A recent interview with Rahim Kanani for Forbes magazine got to the heart of the Verizon Foundation’s commitment to improving educational achievement in America, especially for disadvantaged youth, through greater STEM engagement. Speaking with Rose Stuckey Kirk, president of the Verizon Foundation, Kanani explored the company’s choice to take part in President Obama’s ConnectED program and learned about how the Foundation’s investment strategy was tied to its corporate social responsibility goals.
“We think of ourselves as an incubator for new social solutions,” said Kirk, “and we work with partners who can help us engineer positive social change – faster, easier and with real impact.” Such was the rationale for joining other American tech and telecom companies in pledging $750 million in devices, software, and wireless services to the nation’s students.
President Obama’s ConnectED program strives to connect students in needs with quality education and opportunities to succeed. Acknowledging the potential of digital connectivity to enhance educational outcomes, Obama called upon the tech sector to become more active partners in improving outcomes for students across the nation.

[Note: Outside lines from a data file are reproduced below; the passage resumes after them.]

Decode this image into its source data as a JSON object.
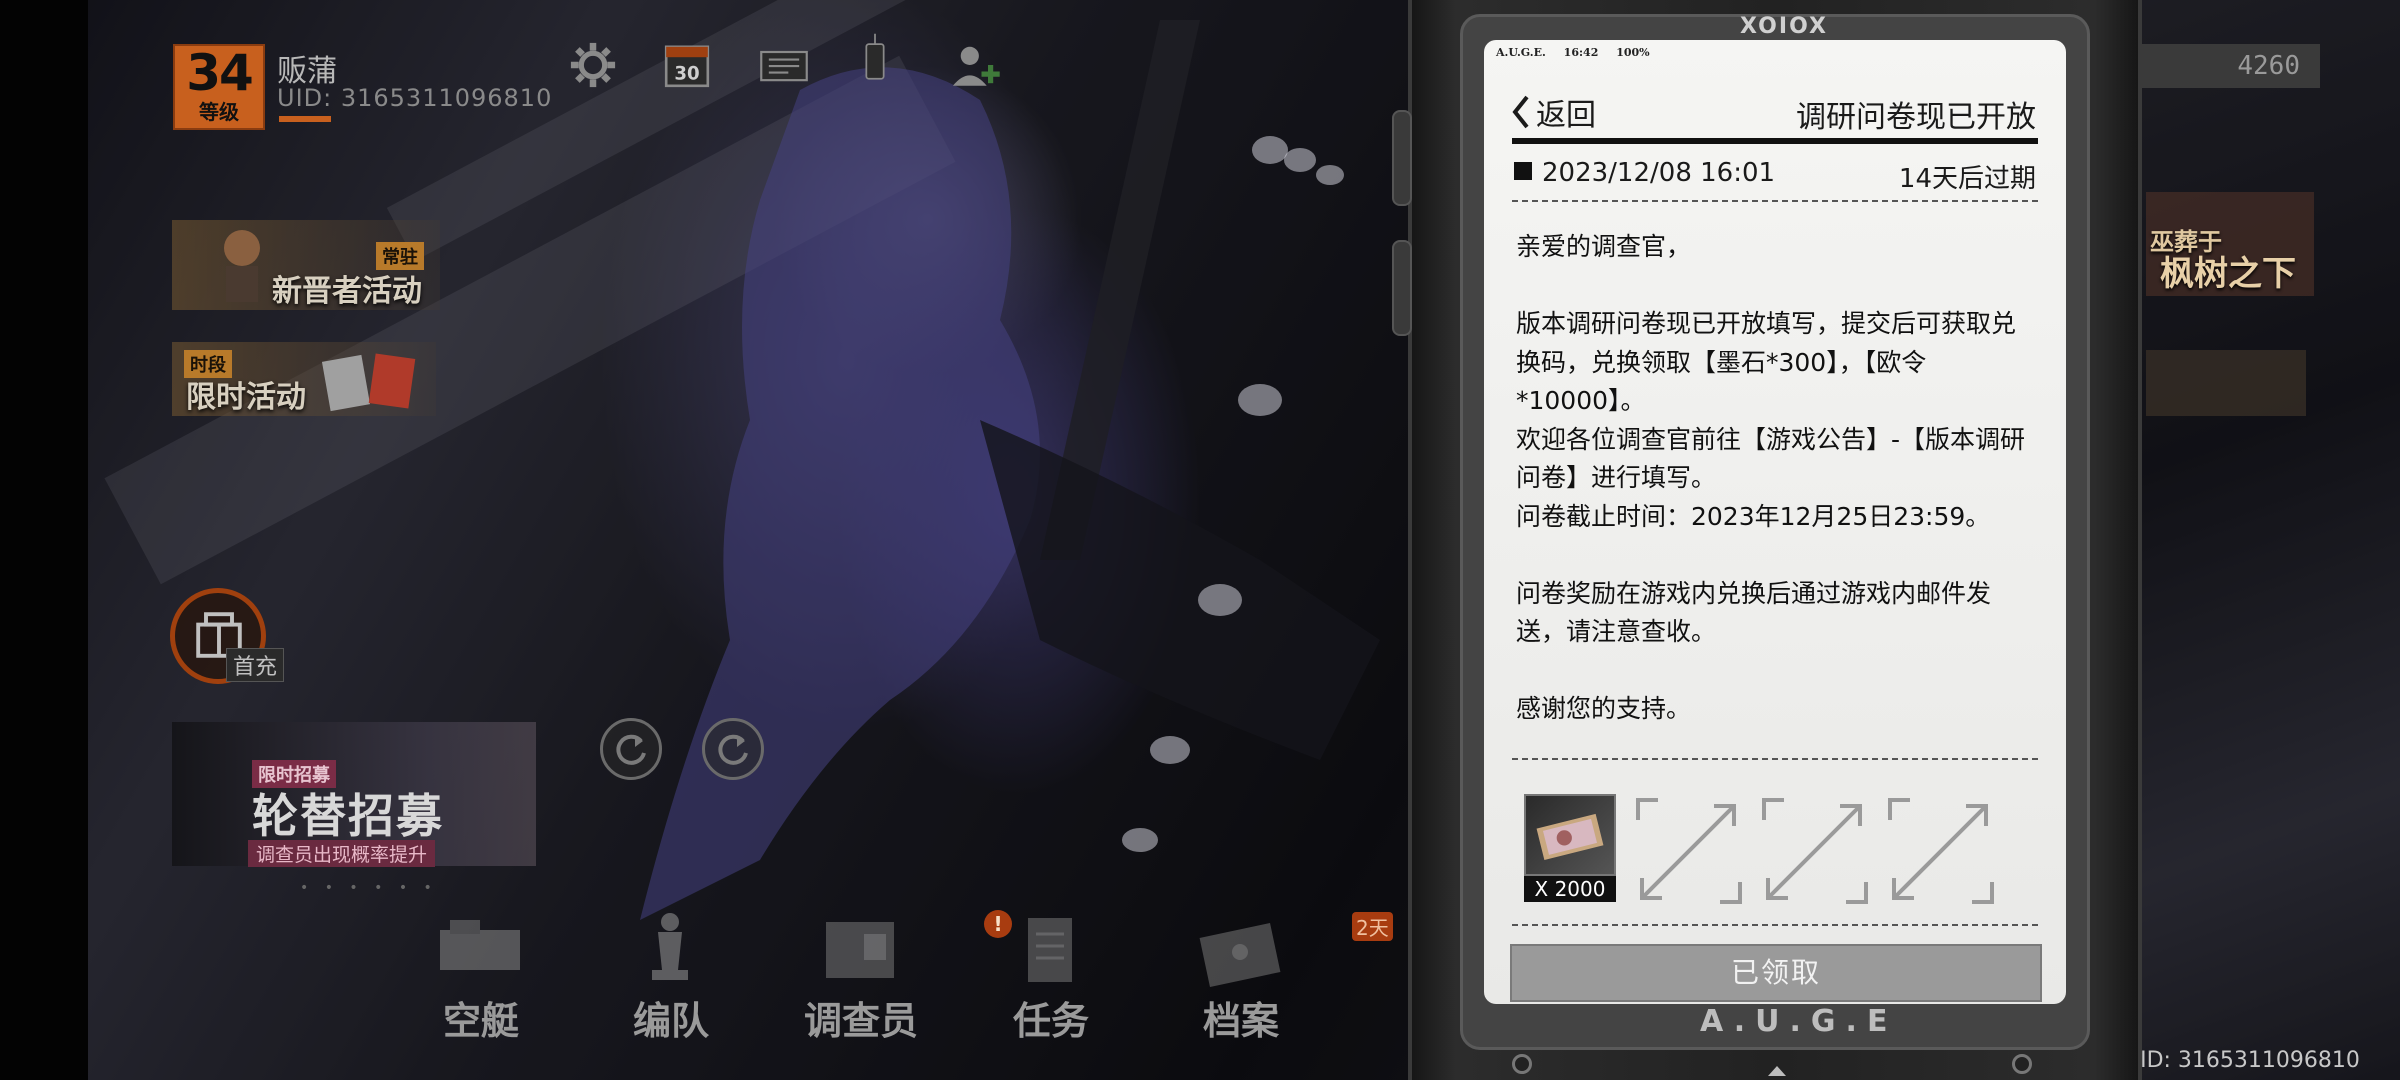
{
  "player": {
    "level": "34",
    "level_label": "等级",
    "name": "贩蒲",
    "uid": "UID: 3165311096810"
  },
  "top_icons": [
    "gear-icon",
    "calendar-icon",
    "mail-icon",
    "device-icon",
    "add-friend-icon"
  ],
  "calendar_day": "30",
  "currency": {
    "value": "4260"
  },
  "events": {
    "newcomer": {
      "tag": "常驻",
      "label": "新晋者活动"
    },
    "limited": {
      "tag": "时段",
      "label": "限时活动"
    },
    "first_charge": "首充",
    "recruit": {
      "tag": "限时招募",
      "title": "轮替招募",
      "subtitle": "调查员出现概率提升",
      "dots": "• • • • • •"
    }
  },
  "right_banners": [
    {
      "line1": "巫葬于",
      "line2": "枫树之下"
    }
  ],
  "nav": [
    {
      "key": "airship",
      "label": "空艇"
    },
    {
      "key": "team",
      "label": "编队"
    },
    {
      "key": "investigator",
      "label": "调查员"
    },
    {
      "key": "tasks",
      "label": "任务",
      "alert": "!"
    },
    {
      "key": "archive",
      "label": "档案"
    }
  ],
  "nav_badge": "2天",
  "uid_bottom": "UID: 3165311096810",
  "device": {
    "logo": "XOIOX",
    "brand": "A.U.G.E",
    "status": {
      "carrier": "A.U.G.E.",
      "time": "16:42",
      "battery": "100%"
    }
  },
  "mail": {
    "back_label": "返回",
    "title": "调研问卷现已开放",
    "date": "2023/12/08 16:01",
    "expire": "14天后过期",
    "body": [
      "亲爱的调查官，",
      "",
      "版本调研问卷现已开放填写，提交后可获取兑换码，兑换领取【墨石*300】，【欧令*10000】。",
      "欢迎各位调查官前往【游戏公告】-【版本调研问卷】进行填写。",
      "问卷截止时间：2023年12月25日23:59。",
      "",
      "问卷奖励在游戏内兑换后通过游戏内邮件发送，请注意查收。",
      "",
      "感谢您的支持。"
    ],
    "reward": {
      "count": "X 2000",
      "icon": "banknote-icon"
    },
    "claimed_slots": 3,
    "claim_button": "已领取"
  },
  "colors": {
    "accent_orange": "#c8601e",
    "screen_bg": "#f2f2f0",
    "button_disabled": "#9a9a9a"
  }
}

It’s a mission Kirk takes seriously.
“We’re taking a holistic approach to ensure that teachers have not only the technology, but also the training and best practices to understand how to use the technology to impact student outcomes,” she said. “We go one step further to work with independent experts to measure our programs, compare our results to others’ and analyze what works and what doesn’t. And we make these learnings available to educators for free.”
It was apparently the Verizon Foundation’s approach to STEM preparedness, teacher training and benchmarking results that attracted the Obama Administration to the company as a partner in the ConnectED effort. “The White House was interested in the fact that we are not just making grants or donating devices; we are evaluating the results of our programs and determining how they are changing the way teachers teach and students learn,” Kirk relayed.
The Foundation will invest up to $100 million in cash and in-kind contributions to build on the success of its current programs, like VILS – the Verizon Innovative Learning Schools program – and “expand [its] existing programs designed to provide teacher training around using mobile technology to improve student performance in STEM, and to inspire more kids to learn about coding and mobile app development.”
In targeting its outreach, Verizon has been focused on creating opportunities for students most in need. The Foundation is committed to working “with innovative partners, the most advanced technologies and a group of truly talented people…who share a commitment to making an impact in underserved communities.” VILS are eligible to receive Title 1 funding, and at least 40% of their students receive a free or reduced-cost lunch; roughly 50% are minorities.